En la guerra como en la paz, el trabajo en equipo, la defensa de los demás, el apoyarse mutuamente, se reveló y se sigue manifestando como un medio imprescindible para seguir adelante.
Muchas personas tienen miedo cuando trabajan con gente muy cualificada, con más aptitudes o actitudes, con más conocimientos… que ellas; la rivalidad está a la orden del día en los trabajos y en la mayoría de las ocasiones es un lastre para el beneficio común. Internet y los Social Media parten de un espíritu colaborativo, altruista y filantrópico (o así lo entiendo yo) que mucha gente que lleva desde los inicios en la web olvida. Los gurús, los que llevan tiempo hablando de Internet y hoy en día lo hacen de los Social Media, de la importancia que tiene el usuario en Internet o en la empresa, los que hablan de este momento coyuntural o estructural, llamado Web 2.0, olvidan muchas veces ese espíritu, olvidan rodearse de los mejores porque los mejores son nuevos rivales, olvidan el altruismo y la filantropía y sienten recelo del nuevo usuario o follower que viene aportando ideas frescas.
Tener miedo en tu trabajo es un gran error porque creo que sólo contando con los mejores se pueden hacer cosas realmente interesantes. Dicen de los buenos líderes que son aquéllos que saben rodearse de las mejores personas, del mejor equipo, y construyen un engranaje perfecto y, sinceramente, corroboro esta teoría al 100%, especialmente, cuando planeas estrategias en Social Media. Todavía son pocas las personas que pueden considerarse expertos en Social Media, es un fenómeno realmente nuevo y todavía queda mucho por experimentar y por aprender (yo aprendo cada día gracias de las personas que sigo en twitter, de mis amigos de Facebook, de los que sigo en FriendFeed, a los que leo a través de Google Reader… y aprendo cada día que tengo que afrontar un nuevo proyecto) Pero, desde un tiempo a esta parte, estoy aprendiendo realmente la importancia que tiene en Internet y los Social Media el rodearse de un excelente equipo.

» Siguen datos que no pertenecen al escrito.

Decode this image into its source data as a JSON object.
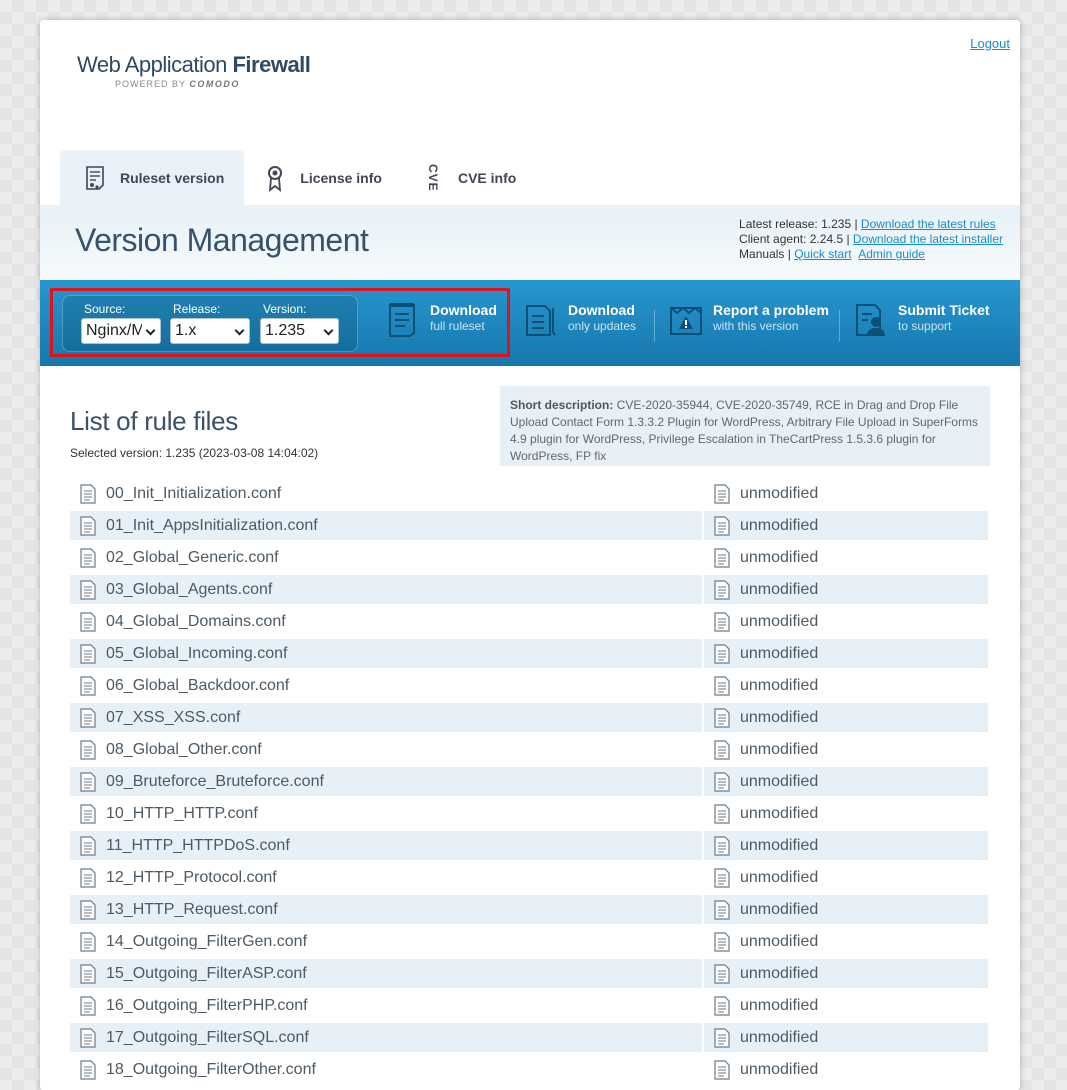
{
  "header": {
    "logo_main_light": "Web Application ",
    "logo_main_bold": "Firewall",
    "logo_powered": "POWERED BY ",
    "logo_brand": "COMODO",
    "logout_label": "Logout"
  },
  "tabs": [
    {
      "label": "Ruleset version",
      "icon": "ruleset-icon",
      "active": true
    },
    {
      "label": "License info",
      "icon": "certificate-icon",
      "active": false
    },
    {
      "label": "CVE info",
      "icon": "cve-icon",
      "icon_text": "CVE",
      "active": false
    }
  ],
  "version_management": {
    "title": "Version Management",
    "latest_release_text": "Latest release: 1.235 | ",
    "latest_release_link": "Download the latest rules",
    "client_agent_text": "Client agent: 2.24.5 | ",
    "client_agent_link": "Download the latest installer",
    "manuals_text": "Manuals | ",
    "quick_start_link": "Quick start",
    "admin_guide_link": "Admin guide"
  },
  "toolbar": {
    "source_label": "Source:",
    "source_value": "Nginx/M",
    "release_label": "Release:",
    "release_value": "1.x",
    "version_label": "Version:",
    "version_value": "1.235",
    "download_full_main": "Download",
    "download_full_sub": "full ruleset",
    "download_updates_main": "Download",
    "download_updates_sub": "only updates",
    "report_main": "Report a problem",
    "report_sub": "with this version",
    "ticket_main": "Submit Ticket",
    "ticket_sub": "to support"
  },
  "rules": {
    "title": "List of rule files",
    "selected_version": "Selected version: 1.235 (2023-03-08 14:04:02)",
    "short_desc_label": "Short description:",
    "short_desc_text": " CVE-2020-35944, CVE-2020-35749, RCE in Drag and Drop File Upload Contact Form 1.3.3.2 Plugin for WordPress, Arbitrary File Upload in SuperForms 4.9 plugin for WordPress, Privilege Escalation in TheCartPress 1.5.3.6 plugin for WordPress, FP fix",
    "files": [
      {
        "name": "00_Init_Initialization.conf",
        "status": "unmodified"
      },
      {
        "name": "01_Init_AppsInitialization.conf",
        "status": "unmodified"
      },
      {
        "name": "02_Global_Generic.conf",
        "status": "unmodified"
      },
      {
        "name": "03_Global_Agents.conf",
        "status": "unmodified"
      },
      {
        "name": "04_Global_Domains.conf",
        "status": "unmodified"
      },
      {
        "name": "05_Global_Incoming.conf",
        "status": "unmodified"
      },
      {
        "name": "06_Global_Backdoor.conf",
        "status": "unmodified"
      },
      {
        "name": "07_XSS_XSS.conf",
        "status": "unmodified"
      },
      {
        "name": "08_Global_Other.conf",
        "status": "unmodified"
      },
      {
        "name": "09_Bruteforce_Bruteforce.conf",
        "status": "unmodified"
      },
      {
        "name": "10_HTTP_HTTP.conf",
        "status": "unmodified"
      },
      {
        "name": "11_HTTP_HTTPDoS.conf",
        "status": "unmodified"
      },
      {
        "name": "12_HTTP_Protocol.conf",
        "status": "unmodified"
      },
      {
        "name": "13_HTTP_Request.conf",
        "status": "unmodified"
      },
      {
        "name": "14_Outgoing_FilterGen.conf",
        "status": "unmodified"
      },
      {
        "name": "15_Outgoing_FilterASP.conf",
        "status": "unmodified"
      },
      {
        "name": "16_Outgoing_FilterPHP.conf",
        "status": "unmodified"
      },
      {
        "name": "17_Outgoing_FilterSQL.conf",
        "status": "unmodified"
      },
      {
        "name": "18_Outgoing_FilterOther.conf",
        "status": "unmodified"
      }
    ]
  },
  "colors": {
    "accent": "#1a8dc4",
    "toolbar": "#1f88c0",
    "highlight": "#e0131c",
    "row_alt": "#e7f0f6"
  }
}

¿Por qué? Porque ya no sirve con que seas un excelente profesional relacionándote con los medios, o que tengas un nivel de redacción supremo a la hora de escribir una nota de prensa, o que sepas las mejores estrategias de venta… A cada uno se nos presuponen una serie de actitudes y aptitudes idóneas para nuestro trabajo; pero hoy, en Internet y los Social Media, no son suficientes. Necesitas un gran equipo detrás; un equipo de especialistas en cada materia y gente de la que puedas aprender para seguir creciendo. Porque a la hora de plantear una buena estrategia en Internet necesitas un equipo de: programadores; diseñadores; especialistas en SEM o en SEO o en enlaces patrocinados o en publicidad contextual; en APIs; en redes sociales; en desarrollos; en software; en CRM; etc. Por eso, hoy más que nunca debemos trasladar ese espíritu 2.0 del que tanto hablamos a nuestro trabajo diario.
El ejemplo de los hoplitas (más info en Wikipedia)
En Grecia los hoplitas se convirtieron en fuerzas esenciales. Sin ellos resultaba prácticamente imposible declarar una guerra o plantear una defensa ante los ataques de grupos enemigos coordinados.
En la batalla de Maratón llegó a demostrarse que las flechas y otras armas arrojadizas prácticamente nada podían contra formaciones cerradas, en las que la principal preocupación era cubrir al compañero. Se hubiera considerado una traición abandonar a otros a su suerte.
En la guerra como en la paz, el trabajo en equipo, la defensa de los demás, el apoyarse mutuamente, se reveló y se sigue manifestando como un medio imprescindible para seguir adelante. Si escasea la conjunción de fuerzas se pierden energías, porque las economías de escala exigen renuncias a favor de nuevas metas.
A decir de Aristóteles, los amigos son los miembros a través de los que resulta viable llegar donde a uno solo no le resultaría posible. Pero todo esto exige rectitud, disposición a colaborar, capacidad de delegar…, y demasiados son incapaces de dar participación a otros. Paradójicamente, muchos déspotas, sátrapas arrancados de su época, prometen colaboración y trabajo en equipo donde no hay sino una ambición desmedida, un orgullo herido, unas limitaciones físicas o intelectuales no correctamente asimiladas.
“Management: la enseñanza de los clásicos. Paradigmas y anécdotas empresariales”, Javier Fernández Aguado.